Comment approved More about comment statuses

Comment

Comments submitted on behalf of the Kawartha Lakes Municipal Heritage Committee related to section 4.6 - Cultural Heritage:
• The removal of “significant” from both the definitions and policy 4.6.1 does not align with the relevant legislative direction under the Ontario Heritage Act and Ontario Regulation 9/06 which identifies how significance is determined. The change from “significant” cultural heritage resources to “protected” heritage resources does not recognize the need for or ability of municipalities to preserve and protect heritage resources which are not necessarily protected through the land use planning process. Given the limited resources of most municipalities to identify and protect heritage resources in advance of the receipt of development proposals, it does not allow for flexibility or scope to protect resources within the context of the land use planning process which may have a detrimental impact on communities which value these resources and liveable vibrant communities within Ontario.
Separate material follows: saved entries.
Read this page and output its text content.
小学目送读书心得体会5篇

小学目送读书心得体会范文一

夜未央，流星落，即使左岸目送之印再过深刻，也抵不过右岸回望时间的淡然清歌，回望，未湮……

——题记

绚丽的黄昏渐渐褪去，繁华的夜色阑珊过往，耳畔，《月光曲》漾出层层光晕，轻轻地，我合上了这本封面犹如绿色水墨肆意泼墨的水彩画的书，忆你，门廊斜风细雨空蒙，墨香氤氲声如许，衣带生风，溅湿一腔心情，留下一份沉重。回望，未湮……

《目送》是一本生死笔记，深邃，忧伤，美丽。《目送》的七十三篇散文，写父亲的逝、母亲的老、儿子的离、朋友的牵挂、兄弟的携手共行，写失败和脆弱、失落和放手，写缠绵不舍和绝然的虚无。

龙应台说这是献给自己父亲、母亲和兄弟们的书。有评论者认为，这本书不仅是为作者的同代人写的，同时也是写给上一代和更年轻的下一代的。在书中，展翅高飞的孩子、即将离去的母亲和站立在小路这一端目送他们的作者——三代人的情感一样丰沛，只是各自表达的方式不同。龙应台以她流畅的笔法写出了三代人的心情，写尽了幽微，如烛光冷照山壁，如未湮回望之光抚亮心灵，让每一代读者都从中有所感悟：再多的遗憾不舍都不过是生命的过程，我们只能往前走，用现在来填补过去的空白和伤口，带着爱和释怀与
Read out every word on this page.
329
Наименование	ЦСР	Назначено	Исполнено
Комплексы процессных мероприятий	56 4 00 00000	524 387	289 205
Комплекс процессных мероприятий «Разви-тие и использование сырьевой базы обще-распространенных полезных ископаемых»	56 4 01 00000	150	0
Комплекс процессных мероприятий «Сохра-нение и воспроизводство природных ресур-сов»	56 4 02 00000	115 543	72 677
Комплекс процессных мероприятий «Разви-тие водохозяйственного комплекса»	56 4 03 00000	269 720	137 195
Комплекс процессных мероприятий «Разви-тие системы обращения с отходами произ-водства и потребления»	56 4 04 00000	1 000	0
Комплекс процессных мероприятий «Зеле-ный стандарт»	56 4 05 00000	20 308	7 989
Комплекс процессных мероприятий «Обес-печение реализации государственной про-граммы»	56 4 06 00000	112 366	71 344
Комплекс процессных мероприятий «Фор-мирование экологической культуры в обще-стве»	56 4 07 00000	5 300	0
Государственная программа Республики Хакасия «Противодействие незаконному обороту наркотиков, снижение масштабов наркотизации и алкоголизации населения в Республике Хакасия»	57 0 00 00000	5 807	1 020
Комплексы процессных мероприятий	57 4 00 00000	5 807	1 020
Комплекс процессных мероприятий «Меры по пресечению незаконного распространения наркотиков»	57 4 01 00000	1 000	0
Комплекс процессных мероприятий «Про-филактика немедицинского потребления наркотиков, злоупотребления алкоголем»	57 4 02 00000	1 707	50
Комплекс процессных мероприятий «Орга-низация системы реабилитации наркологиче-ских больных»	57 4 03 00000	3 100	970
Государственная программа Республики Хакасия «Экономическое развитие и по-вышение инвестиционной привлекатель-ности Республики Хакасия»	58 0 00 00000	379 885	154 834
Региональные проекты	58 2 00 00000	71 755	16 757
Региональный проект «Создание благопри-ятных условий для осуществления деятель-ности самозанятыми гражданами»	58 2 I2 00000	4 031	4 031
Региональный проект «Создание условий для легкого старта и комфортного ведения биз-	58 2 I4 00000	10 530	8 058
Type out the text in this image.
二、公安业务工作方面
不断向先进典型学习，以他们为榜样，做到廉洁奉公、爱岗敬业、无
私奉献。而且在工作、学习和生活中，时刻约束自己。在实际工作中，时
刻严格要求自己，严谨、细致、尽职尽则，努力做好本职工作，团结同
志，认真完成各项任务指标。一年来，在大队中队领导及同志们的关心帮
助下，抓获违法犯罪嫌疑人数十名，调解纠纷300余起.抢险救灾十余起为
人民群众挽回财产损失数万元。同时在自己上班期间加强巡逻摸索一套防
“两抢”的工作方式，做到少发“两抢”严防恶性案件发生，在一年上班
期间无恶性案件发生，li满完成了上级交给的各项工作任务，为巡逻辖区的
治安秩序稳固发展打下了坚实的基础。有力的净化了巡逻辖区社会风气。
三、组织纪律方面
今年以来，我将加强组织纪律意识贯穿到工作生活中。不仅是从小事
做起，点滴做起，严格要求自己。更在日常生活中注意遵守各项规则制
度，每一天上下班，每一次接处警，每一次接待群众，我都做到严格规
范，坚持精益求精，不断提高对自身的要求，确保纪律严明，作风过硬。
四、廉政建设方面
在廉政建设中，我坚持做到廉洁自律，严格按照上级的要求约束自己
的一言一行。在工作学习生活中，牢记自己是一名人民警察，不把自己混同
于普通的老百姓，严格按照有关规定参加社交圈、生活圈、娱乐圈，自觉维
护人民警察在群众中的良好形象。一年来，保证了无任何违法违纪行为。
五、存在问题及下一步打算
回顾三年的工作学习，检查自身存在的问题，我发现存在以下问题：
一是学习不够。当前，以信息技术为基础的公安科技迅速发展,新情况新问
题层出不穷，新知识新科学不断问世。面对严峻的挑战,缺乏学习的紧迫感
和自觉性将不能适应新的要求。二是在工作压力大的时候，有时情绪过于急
• The revisions related to development and site alterations related to adjacent properties under policy 4.6.2 do not identify how a proponent can demonstrate that the heritage attributes of a protected heritage attribute will be conserved. The former policy, which expressly directs evaluation of the proposal to occur, was clearer for both a municipality and proponent as to how this policy direction could be fulfilled.
• Policy 4.6.5 correctly adds that municipalities should engage early with indigenous communities which provides additional direction as to the expectation with regard to indigenous engagement. However, further clarification as to the meaning of “early” needs to identified within this policy to ensure expectations between indigenous communities and municipalities are the same and reflective of the duty to consult as delegated to municipalities by the Crown.
• Similarly, the scoping of the matters on which municipalities must engage with indigenous communities is problematic within this policy. As written, the policy direct planning authorities to engage in relation to “archaeological resources, built heritage resources, and cultural heritage landscapes” as opposed to “cultural heritage and archaeological resources” more broadly. This limits the direction to municipalities to engage on matters related to intangible indigenous cultural heritage and other heritage resource that do not fall within the specific categories mentioned in the proposed policies. This has the potential to violate indigenous treaty rights and the constitutional duty to consult by limiting the scope of consultation and should be reconsidered.
• The removal of municipal discretion in defining the definition of adjacent is problematic in light of the many municipal Official Plans across the province which have alternative or expanded definitions of adjacent. In particular, it is problematic in rural municipalities where properties may be visually contiguous but not legally contiguous through land features such as unopened road allowances and where there may be substantial scope for impact on an adjacent heritage property.
• The change in definition of archaeological resources means that archaeological fieldwork is no longer required to identify and evaluate archaeological resources. This has the potential to significantly impact development by not undertaking appropriate on-site due diligence prior to development approval and increases the likelihood of unexpected finds during construction and the delay of project completion.
• This change in definition to archaeological resources and the removal of the requirement to do fieldwork may also have the potential to impact indigenous treaty rights by not requiring a level of due diligence that could identify indigenous archaeological concerns on a site and identify mitigation measures prior to construction. Through a lack of due diligence, there is the potential to have a negative impact on indigenous cultural heritage resources, which may result in delays for development proponents, challenges for municipalities and potential violation of treaty rights.
• The new definition for areas of archaeological potential notes that areas are to be evaluation using processes and criteria established under the Ontario Heritage Act. Theses processes and criteria do not exist and will need to be established for this definition to mean anything.
• The new definition of heritage attributes limits the heritage attributes of a property to physical features on a property and exclude a range of intangible heritage attributes that may have a significant bearing on the cultural heritage value of the property. This definition does not align with the criteria identified for designation under Ontario Regulation 9/06 which explicitly identify categories for evaluation based on intangible attributes. From a more practical perspective, it limits the ability of municipalities to address attributes such as views and viewscapes when evaluating a development proposal which may have significant impact on both a heritage property and streetscapes and landscapes in general and, by extension, a substantial impact on how communities develop and livability for their residents.
• Similar to other amendments being proposed, the change of definition to heritage attributes also has the potential to impact indigenous treaty rights by limiting the scope of heritage attributes as many heritage attributes related to indigenous cultural heritage resources are intangible and cultural features. The inability to consider these within a development proposal may have substantial impact on indigenous cultural heritage resources and limit the ability of municipalities to fulfil their delegated obligations with regard to the duty to consult to mitigate impact on indigenous cultural heritage resources.